Na quinta-feira, 13 de agosto de 2026, a Azul S.A. (AZUL3) divulgou que registrou prejuízo líquido de R$ 1.041,2 milhões no segundo trimestre de 2026 (2T26), revertendo o lucro de R$ 1.293,4 milhões do 2T25. A receita líquida totalizou R$ 4.978,7 milhões, alta de 0,7% em relação ao mesmo período de 2025, enquanto o EBITDA (lucro antes de juros, impostos, depreciação e amortização) foi de R$ 510,1 milhões, com margem EBITDA de 10,2%.
A companhia aérea informou que a receita operacional do 2T26 atingiu R$ 5,0 bilhões, recorde para um segundo trimestre, impulsionada por aumentos tarifários para compensar a alta dos combustíveis. O RASK, indicador de receita por assento-quilômetro oferecido, alcançou R$ 43,41 centavos, crescimento de 12,7% ano contra ano, enquanto o PRASK chegou a R$ 39,77 centavos, alta de 11,4%. As receitas de cargas e outras receitas somaram R$ 418,1 milhões, avanço de 15,1% sobre o 2T25, com crescimento de 16,1% nas receitas de logística.
Do lado dos custos, as despesas operacionais somaram R$ 5.137,7 milhões no 2T26, aumento de 12,6% frente ao 2T25. O CASK, custo por assento-quilômetro oferecido, subiu 26,0%, para R$ 44,80 centavos, influenciado principalmente pelo aumento de 61,8% no custo do combustível, que atingiu R$ 1.960,8 milhões, e pela redução de 10,6% na capacidade medida em ASK. Salários e benefícios cresceram 21,3%, para R$ 745,0 milhões, enquanto depreciação e amortização recuaram 12,3%, para R$ 669,2 milhões.

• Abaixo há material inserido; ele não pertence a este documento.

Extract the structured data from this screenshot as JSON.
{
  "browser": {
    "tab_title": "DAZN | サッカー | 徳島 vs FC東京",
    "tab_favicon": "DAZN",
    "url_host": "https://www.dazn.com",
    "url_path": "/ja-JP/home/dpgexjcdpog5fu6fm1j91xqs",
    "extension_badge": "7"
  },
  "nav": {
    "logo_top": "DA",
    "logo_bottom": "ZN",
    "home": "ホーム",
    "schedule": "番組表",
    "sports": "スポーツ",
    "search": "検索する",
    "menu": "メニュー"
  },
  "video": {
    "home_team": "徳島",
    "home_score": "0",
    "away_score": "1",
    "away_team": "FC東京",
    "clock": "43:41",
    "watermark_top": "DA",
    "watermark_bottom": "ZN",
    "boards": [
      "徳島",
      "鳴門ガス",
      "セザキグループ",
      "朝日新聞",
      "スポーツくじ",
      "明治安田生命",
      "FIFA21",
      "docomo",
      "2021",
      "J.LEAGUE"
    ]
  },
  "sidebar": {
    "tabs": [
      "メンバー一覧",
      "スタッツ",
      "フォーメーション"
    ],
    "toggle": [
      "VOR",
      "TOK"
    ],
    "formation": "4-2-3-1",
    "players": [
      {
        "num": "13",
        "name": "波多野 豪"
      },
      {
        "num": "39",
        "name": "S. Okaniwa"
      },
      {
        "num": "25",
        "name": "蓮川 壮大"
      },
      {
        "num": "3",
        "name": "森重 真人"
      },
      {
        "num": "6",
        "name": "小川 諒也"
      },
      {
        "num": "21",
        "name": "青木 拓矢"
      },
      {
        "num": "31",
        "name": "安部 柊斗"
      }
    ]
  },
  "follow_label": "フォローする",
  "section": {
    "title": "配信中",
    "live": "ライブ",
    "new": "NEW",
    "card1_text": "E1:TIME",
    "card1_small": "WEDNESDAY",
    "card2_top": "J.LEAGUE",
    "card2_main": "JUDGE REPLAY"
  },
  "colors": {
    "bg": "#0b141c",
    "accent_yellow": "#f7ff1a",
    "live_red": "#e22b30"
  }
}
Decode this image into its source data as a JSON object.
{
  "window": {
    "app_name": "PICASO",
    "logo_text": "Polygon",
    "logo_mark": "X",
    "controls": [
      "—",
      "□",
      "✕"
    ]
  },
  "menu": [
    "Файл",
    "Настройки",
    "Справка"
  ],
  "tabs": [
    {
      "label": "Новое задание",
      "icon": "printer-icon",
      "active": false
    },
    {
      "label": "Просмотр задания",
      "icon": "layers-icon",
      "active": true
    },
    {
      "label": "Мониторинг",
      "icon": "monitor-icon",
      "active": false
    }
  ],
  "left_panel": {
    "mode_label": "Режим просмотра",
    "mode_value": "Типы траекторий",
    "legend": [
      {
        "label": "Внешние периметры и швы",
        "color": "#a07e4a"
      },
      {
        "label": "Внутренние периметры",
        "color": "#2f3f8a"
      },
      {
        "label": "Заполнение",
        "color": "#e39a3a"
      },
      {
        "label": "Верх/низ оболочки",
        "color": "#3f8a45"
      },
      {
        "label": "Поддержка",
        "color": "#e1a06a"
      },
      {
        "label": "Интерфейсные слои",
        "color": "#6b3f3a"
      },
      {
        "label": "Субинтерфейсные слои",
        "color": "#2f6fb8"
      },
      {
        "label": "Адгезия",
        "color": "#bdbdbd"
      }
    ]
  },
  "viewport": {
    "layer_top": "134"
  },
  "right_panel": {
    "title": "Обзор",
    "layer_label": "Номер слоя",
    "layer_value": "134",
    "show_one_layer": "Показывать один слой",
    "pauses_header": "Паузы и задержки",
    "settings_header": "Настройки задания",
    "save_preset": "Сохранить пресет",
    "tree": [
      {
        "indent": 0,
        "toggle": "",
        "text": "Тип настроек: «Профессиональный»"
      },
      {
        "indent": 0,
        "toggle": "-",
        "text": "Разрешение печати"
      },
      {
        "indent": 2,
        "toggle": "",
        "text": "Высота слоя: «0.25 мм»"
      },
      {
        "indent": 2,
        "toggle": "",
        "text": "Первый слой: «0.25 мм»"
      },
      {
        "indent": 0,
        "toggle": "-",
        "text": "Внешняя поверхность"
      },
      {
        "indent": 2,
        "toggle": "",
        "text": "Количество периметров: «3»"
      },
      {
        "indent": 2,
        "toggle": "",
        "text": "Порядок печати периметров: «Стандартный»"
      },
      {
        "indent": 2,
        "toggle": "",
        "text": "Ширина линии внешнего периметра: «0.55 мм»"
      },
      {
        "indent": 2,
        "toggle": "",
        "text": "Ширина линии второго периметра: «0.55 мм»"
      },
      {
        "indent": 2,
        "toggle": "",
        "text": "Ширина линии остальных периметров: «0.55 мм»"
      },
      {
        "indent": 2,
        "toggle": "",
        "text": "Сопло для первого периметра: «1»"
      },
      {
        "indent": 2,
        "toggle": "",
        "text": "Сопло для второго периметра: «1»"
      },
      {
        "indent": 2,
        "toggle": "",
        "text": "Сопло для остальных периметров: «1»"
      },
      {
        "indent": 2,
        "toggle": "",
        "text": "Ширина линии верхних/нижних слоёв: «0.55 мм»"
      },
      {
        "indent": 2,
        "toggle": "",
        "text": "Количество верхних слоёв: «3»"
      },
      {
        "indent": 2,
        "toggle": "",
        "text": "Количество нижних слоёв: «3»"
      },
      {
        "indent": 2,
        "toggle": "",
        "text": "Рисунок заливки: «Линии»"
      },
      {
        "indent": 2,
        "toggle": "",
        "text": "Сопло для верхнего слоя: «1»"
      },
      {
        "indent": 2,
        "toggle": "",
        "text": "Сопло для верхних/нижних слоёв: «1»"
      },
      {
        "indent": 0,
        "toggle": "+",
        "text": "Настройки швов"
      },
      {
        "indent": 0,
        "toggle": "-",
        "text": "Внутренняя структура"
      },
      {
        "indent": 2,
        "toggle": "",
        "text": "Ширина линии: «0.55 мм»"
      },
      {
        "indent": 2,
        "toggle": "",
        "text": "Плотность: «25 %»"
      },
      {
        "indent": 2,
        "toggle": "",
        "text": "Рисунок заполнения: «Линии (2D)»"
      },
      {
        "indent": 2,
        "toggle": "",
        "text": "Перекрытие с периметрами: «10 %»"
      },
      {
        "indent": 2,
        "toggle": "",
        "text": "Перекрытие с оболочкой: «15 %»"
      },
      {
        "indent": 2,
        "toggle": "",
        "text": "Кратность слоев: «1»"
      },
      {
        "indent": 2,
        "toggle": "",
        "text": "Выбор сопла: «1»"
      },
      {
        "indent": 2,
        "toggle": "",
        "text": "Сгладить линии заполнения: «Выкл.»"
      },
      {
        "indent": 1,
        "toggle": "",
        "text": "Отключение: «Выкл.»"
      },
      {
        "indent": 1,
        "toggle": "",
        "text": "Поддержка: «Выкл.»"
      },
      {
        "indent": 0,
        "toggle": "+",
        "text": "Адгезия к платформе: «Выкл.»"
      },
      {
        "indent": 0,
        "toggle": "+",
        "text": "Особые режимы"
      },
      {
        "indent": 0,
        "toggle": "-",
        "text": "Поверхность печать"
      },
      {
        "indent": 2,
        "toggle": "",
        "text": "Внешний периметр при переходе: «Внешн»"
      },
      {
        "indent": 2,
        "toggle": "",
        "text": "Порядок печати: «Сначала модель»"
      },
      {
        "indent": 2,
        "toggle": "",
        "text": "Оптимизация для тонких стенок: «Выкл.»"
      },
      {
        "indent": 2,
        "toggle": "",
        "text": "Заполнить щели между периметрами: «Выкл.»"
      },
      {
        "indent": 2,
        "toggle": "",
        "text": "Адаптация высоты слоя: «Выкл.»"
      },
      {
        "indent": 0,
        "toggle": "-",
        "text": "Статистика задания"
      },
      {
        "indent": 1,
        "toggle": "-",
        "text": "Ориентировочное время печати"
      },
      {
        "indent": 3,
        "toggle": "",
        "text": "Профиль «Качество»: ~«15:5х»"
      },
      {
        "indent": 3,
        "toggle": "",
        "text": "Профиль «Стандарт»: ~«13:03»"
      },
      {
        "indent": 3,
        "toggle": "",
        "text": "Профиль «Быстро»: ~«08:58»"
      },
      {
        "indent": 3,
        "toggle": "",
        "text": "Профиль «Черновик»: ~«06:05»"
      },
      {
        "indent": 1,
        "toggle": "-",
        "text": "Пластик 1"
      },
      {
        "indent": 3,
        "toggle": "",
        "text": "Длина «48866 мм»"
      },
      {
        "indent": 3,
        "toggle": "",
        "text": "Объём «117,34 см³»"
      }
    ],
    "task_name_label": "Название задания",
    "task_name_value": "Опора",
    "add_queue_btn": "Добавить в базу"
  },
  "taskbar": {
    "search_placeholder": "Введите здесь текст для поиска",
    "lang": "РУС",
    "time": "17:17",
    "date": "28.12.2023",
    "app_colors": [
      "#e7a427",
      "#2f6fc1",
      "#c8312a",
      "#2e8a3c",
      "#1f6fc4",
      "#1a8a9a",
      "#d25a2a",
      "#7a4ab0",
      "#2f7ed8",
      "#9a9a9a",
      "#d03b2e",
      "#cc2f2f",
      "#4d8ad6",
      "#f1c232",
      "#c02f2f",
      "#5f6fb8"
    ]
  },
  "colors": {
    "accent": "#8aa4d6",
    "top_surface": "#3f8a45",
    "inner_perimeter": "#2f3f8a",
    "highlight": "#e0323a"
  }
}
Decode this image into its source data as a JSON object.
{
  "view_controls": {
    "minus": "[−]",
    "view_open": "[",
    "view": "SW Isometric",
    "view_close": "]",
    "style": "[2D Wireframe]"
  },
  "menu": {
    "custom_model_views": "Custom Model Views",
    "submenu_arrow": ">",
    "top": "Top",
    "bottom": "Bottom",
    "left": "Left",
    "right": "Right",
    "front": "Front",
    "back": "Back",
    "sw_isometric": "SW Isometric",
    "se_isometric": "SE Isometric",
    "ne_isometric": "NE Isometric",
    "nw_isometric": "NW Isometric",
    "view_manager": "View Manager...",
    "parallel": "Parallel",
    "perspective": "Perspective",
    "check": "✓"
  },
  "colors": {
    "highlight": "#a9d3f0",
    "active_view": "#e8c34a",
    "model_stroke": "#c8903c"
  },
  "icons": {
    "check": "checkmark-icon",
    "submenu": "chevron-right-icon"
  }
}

No resultado financeiro, a Azul reportou despesa financeira líquida de R$ 923,7 milhões no 2T26, e resultado financeiro líquido negativo de R$ 882,2 milhões, frente a ganho de R$ 913,5 milhões um ano antes. Variações monetárias e cambiais, líquidas, geraram ganho de R$ 27,1 milhões, refletindo valorização de 0,8% do real frente ao dólar no fim do período. A companhia ajustou seus números operacionais por itens não recorrentes que somaram R$ 359,4 milhões no trimestre, ligados principalmente ao processo de reestruturação.
Em 30 de junho de 2026, a dívida bruta da Azul era de R$ 21.415,9 milhões, queda de 37,8% em relação aos R$ 34.410,4 milhões de 30 de junho de 2025, após a conclusão da reestruturação financeira. A liquidez imediata encerrou o trimestre em R$ 3.659,2 milhões, incluindo caixa, equivalentes e contas a receber, equivalente a 16,6% da receita dos últimos doze meses. O índice de alavancagem, medido pela relação dívida líquida sobre EBITDA dos últimos 12 meses considerando liquidez disponível, ficou em 3,0 vezes, ante 5,2 vezes um ano antes.